Of course this was on the day after their return to England, before his own people knew of their arrival.

"I shall like that very much," Mona had returned, innocently, not dreaming of the ordeal that awaited her, – because in such cases even the very best men will be deceitful, and Geoffrey had rather led her to believe that his mother would be charmed with her, and that she was most pleased than otherwise at their marriage.

When she made him this little trustful speech, however, he had felt some embarrassment, and had turned his attention upon a little muddy boy who was playing pitch-and-toss, irrespective of consequences, on the other side of the way.

And Mona had marked his embarrassment, and had quickly, with all the vivacity that belongs to her race, drawn her own conclusions therefrom, which were for the most part correct.
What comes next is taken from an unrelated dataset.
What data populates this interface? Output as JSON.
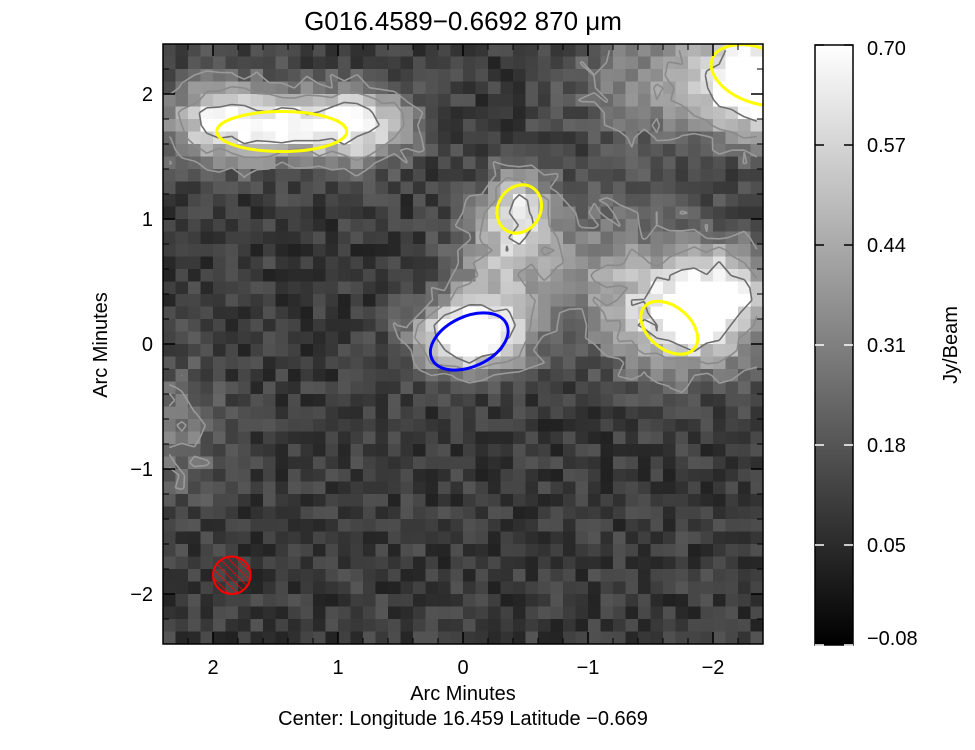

But to Geoffrey – lest the telling should cause him unhappiness – she had said nothing of her discovery; only when the morning came that saw him depart upon his mission (now so well understood by her), she had kissed him, and told him to "hurry, hurry, hurry back to her," with a little sob between each word. And when he was gone she had breathed an earnest prayer, poor child, that all might yet be well, and then told herself that, no matter what came, she would at least be a faithful, loving wife to him.

To her it is always as though he is devoid of name. It is always "he" and "his" and "him," all through, as though no other man existed upon earth.

"Well, mother?" says Geoffrey, when he has gained her room and received her kiss, which is not exactly all it ought to be after a five months' separation. He is her son, and of course she loves him, but – as she tells herself – there are some things hard to forgive.

"Of course it was a surprise to you," he says.

"It was more than a 'surprise.' That is a mild word," says Lady Rodney. She is looking at him, is telling herself what a goodly son he is, so tall and strong and bright and handsome. He might have married almost any one! And now – now – ? No, she cannot forgive. "It was, and must always be, a lasting grief," she goes on, in a low tone.